Her mind teetered again at the rim of eternity, but she shook her head.
There was something there, even if it couldn’t be seen. The back of the chamber might be lost in shadow, but at least it was there.
And these things, whatever they were … were beautiful.
The light from the floating shapes rippled like sunlight through shallow water, the gentle current they rode stirring her hair and whispering down her neck.
The breeze felt bracing, after the horror of the abyss.
Sensation. Light. She felt almost desperate for both. Unable to resist, she touched one.
It melted painlessly into her skin, a pocket-size sun; her hand lit up like a shivering blossom, muscles and joints illuminated against the translucent, streaming radiance.
Shaken, she blinked, but her hand extinguished like a torch and the mysterious specter drifted on.
Inhaling, she stepped forward. One of the luminous sigils drew up to her and then slowed as if hesitating; then it plunged between her eyes with a burst of light that filled her cranium. Before she could do more than gasp with startlement, the light blinked out.

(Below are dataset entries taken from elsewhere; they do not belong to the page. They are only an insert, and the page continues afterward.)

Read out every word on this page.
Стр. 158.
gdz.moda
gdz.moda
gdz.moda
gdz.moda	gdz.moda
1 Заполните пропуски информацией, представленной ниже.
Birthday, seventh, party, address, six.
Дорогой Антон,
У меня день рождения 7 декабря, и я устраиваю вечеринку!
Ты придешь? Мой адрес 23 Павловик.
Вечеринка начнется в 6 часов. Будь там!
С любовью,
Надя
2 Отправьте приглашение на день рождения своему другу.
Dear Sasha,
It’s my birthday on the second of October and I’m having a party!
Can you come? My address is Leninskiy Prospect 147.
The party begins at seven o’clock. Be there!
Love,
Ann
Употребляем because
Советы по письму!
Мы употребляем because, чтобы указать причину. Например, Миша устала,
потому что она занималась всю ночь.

It was like falling into a warm, rejuvenating, luxurious bath. The breeze was soothing on her clammy skin and fatigued nerves. Putting one foot in front of the other, she followed the serpentine lights along their winding pathway in a warm, sleepy trance, the pale light whispering softly in her head like golden bells. After her encounter with the harrowing sea of emptiness, she wanted nothing more than to rest on this shore of tranquillity, alien as it was.
And then she noticed: it had been dark for just too long. The flashes had stopped.
She snapped open her eyes.
The darkness stared back at her. The lights blew out like a procession of candles. The temperature plunged like a stone.
Rose shivered, every vessel aching to keep pace with her racing heart. Then—
A voice like granite pulverizing her brain.
It's trying to tell you something.
"What?"
Again the madness was keying up, the carriage launching back into its full-on run of reckless, unstoppable haste.